Have you found your dream home? Awesome! But, what happens if you haven’t managed to sell your Florida house yet? Moving home can be tough, especially if your move depends on you selling your previous home.
Moving Home Can Be A Challenge!
It’s no surprise that the FHA, Fannie Mae, and Freddie Mac all have rules about getting a second mortgage while you still own your home. Luckily, in this article, we will explain how to tackle these hurdles and secure an additional mortgage.
First off, to qualify for a second mortgage through the FHA, you must meet certain qualifications.
You need to have a valid and justifiable reason for needing (wanting) to move before your current house has sold.
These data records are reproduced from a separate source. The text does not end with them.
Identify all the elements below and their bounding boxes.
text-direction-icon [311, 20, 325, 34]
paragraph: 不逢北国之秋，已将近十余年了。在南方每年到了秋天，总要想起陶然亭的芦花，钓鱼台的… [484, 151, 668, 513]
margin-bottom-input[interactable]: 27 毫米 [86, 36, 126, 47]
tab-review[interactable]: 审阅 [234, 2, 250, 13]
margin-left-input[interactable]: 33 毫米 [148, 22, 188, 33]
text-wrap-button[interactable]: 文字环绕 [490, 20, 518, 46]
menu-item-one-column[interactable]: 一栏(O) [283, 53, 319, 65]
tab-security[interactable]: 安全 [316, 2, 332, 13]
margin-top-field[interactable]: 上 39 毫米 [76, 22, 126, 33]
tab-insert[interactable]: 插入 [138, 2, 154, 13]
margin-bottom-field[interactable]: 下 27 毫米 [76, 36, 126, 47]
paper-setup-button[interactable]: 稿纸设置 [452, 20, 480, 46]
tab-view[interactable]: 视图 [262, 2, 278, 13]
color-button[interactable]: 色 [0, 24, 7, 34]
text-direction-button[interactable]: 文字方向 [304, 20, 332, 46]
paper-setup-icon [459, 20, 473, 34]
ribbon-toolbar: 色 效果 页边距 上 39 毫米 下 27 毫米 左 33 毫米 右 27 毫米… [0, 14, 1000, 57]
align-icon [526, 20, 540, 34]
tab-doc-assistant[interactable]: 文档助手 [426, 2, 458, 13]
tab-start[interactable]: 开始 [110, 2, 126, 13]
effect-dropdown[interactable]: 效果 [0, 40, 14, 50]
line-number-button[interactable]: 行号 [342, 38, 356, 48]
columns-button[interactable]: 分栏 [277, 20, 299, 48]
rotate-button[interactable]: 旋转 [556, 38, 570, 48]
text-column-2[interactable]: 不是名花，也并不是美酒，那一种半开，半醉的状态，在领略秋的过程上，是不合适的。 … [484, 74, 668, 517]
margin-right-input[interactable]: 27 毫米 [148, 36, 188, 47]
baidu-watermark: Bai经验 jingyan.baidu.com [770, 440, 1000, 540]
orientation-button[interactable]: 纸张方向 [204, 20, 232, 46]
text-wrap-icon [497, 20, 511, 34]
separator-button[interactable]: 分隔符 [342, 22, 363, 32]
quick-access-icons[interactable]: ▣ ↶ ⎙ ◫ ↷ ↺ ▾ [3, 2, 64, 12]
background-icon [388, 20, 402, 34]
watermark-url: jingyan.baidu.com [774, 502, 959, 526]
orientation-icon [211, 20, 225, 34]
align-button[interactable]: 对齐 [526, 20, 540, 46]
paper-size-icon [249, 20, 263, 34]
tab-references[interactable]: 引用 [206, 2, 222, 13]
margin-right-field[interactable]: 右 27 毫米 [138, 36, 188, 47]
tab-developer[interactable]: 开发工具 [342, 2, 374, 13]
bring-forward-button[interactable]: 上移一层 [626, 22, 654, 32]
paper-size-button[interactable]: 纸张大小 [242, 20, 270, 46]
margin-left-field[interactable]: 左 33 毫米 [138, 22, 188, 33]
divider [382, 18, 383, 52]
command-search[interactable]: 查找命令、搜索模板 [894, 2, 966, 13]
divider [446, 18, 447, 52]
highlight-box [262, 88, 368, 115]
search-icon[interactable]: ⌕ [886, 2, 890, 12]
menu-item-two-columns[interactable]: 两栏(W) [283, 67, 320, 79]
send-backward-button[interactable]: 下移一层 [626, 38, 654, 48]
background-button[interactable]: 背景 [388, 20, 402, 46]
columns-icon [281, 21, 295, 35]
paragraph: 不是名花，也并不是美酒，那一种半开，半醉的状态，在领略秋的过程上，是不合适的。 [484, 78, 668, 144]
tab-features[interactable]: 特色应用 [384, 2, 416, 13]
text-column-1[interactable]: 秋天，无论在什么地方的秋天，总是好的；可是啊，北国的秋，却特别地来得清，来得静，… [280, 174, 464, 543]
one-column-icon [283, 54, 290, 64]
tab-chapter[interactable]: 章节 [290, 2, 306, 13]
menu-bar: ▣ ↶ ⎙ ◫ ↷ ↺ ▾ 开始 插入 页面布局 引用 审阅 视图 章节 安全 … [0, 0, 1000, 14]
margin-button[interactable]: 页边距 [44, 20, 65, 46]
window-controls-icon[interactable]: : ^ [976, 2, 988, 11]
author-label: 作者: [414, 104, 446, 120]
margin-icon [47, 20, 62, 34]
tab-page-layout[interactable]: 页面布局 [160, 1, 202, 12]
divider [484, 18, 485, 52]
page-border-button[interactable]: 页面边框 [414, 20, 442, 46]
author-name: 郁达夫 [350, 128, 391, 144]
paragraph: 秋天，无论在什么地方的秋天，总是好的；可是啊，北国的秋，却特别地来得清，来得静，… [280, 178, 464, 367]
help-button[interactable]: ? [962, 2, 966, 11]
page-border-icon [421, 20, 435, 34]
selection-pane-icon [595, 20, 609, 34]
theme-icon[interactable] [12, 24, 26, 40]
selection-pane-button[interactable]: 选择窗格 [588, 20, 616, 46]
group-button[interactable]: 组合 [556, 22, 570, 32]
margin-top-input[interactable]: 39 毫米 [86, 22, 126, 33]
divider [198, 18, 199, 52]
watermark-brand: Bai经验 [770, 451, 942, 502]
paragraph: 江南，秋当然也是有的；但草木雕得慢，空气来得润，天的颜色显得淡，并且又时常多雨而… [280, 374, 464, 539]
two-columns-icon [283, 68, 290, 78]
For instance:
You’re moving because your family has outgrown your current home.
You’re moving because you’re separating from you spouse.
You’re moving for financial reasons perhaps a company transfer or new job.
Also, to meet FHA requirements, you cannot have a remaining balance of more than 75% on your first home. If this is the case, there will be additional restrictions on top. Make sure you find out exactly what the FHA requirements are before assuming you’ll qualify for an additional loan.
Asking family can be another route.
Just make sure you put everything in writing. You want clear terms to be set and adhered to. Agree to pay them back in full when your first house sells. But, remember borrowing money from family can cause tension between relatives and not always be a suitable option.
If you think borrowing such a large amount of money will potentially damage your relationship with your family, you might want to look for an alternate way to secure the financing you need.
A bridge loan is another option.
Bridge loans also known as “wrap”…
…interim financing, gap financing, or swing loans bridge the gap during times when financing is needed but not yet available.
These types of loans will take both mortgage payments and combine them into one interest-only payment. They are typically short-term loans, lasting between 6 months to a year. Depending on the lender, the requirements will differ. But typically, you must have great credit and be financing less than 80% of the value of both properties put together.
Borrow from your 401k.
While it may not be an option for everyone, you could talk to your boss or plan administrator about borrowing from your 401k. If you consider this option, make sure you understand how the tax penalties work. Plus, you must pay yourself back after the sale of the original home.
This may not be a viable route for everyone, but it’s definitely something worth looking into.
Rent the second home for a few months.
You could offer the seller (homeowner) of the second home the option to rent it back for the first few months. Depending on their current situation, they might love the idea and benefit greatly from being able to remain in their home while they look for a new one.
This is a great way to alleviate the cost of two mortgages at once.
Just make sure it’s blatantly clear that you will need them to leave once your first home sells. Adding a contingency to your offer that allows you to close on the new home when your home has sold is a smart idea.
If your home is new to the market, priced well, and market-ready, securing a deal shouldn’t take too long. Let the owners of the second home know this when you present your offer of renting it back to them for a few months.
Reassure them that the closing won’t be delayed. It might be worth agreeing to a specific amount of time upfront as long as you’re confident your previous home will sell soon.